Normal koşullarda yaşamıyoruz; asıl meselemiz sadece zamlar ve ekonomik kriz değil. İnsanlar zamların ve ekonomik krizin sonuçları etrafında dolaşıp duruyor fakat kimse gerçek nedenlerle yüzleşmek istemiyor. Yaşanan krizlerin müsebbibi elbette iktidarın kötü politikalarıdır; fakat iktidarın hangi politikalar sonucunda ülkeyi bu hale getirdiği ile ilgili yüzleşme konusunda çok ciddi bir samimiyet sorunu yaşanıyor.

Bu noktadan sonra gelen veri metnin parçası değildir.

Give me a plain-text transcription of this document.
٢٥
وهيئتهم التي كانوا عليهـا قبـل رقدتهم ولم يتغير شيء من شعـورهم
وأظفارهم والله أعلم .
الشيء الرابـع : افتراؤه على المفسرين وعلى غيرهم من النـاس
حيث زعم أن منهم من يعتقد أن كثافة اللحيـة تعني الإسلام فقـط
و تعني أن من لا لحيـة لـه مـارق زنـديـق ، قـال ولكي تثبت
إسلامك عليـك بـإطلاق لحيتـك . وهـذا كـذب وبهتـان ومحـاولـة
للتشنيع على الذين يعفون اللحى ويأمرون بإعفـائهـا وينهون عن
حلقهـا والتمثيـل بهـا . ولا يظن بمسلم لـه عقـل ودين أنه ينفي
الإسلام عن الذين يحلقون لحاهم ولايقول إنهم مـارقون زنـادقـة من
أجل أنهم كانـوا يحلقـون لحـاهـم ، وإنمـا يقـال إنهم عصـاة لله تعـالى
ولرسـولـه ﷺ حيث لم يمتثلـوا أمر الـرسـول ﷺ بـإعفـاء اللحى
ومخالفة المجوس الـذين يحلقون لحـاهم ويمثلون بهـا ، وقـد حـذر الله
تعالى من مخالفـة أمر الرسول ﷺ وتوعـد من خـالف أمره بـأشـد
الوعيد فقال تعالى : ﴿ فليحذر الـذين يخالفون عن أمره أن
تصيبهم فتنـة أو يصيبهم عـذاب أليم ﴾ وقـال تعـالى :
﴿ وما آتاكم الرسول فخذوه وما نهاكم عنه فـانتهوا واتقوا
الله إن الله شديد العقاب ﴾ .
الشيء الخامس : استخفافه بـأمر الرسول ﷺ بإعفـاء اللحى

Uzun süredir yaşanan çoklu krizlerin arka planında rejimin sorunsallaştırdığı Kürt meselesinin olduğunu kabullenmemek, çözümsüzlükte ısrar eden konseptin kristalleşerek sosyolojikleştiğinin bir sonucudur. Hakikatle yüzleşmek çözümü zorunlu kılacağı için kimse meseleye bir çözüm programı ile yanaşmıyor. Haliyle tüm aktörler çözümsüzlükte ısrar ederek kaosu ve savaşı onaylayarak buradan çıkacak sonuçlara göre siyaset yapmayı tercih ediyor. Güney savaşı tüm çözümsüzlük siyasetinin yarattığı bezginliğin bir sonucudur.
Bir kez daha hakikati vurgulayalım: Kürt meselesinin çözümü amasız, fakatsız barışın savunulmasından geçer. “Barışı savunmak”, Kürt meselesinin siyasi çözümünün yanı sıra demokrasi, adalet, eşitlik ve özgürlük gibi temel hakları da içeren kapsayıcı ve stratejik bir mücadele başlığı haline gelmiştir. Barışın olmadığı ve savaş baronlarına sessiz kalındığı bir ülkede mevcut yaşamın daha zorlaşacağı açıktır. Sorumluluk sahibi her yurttaşın dönüp dolaşıp geleceği yer barıştan başka bir şey değildir.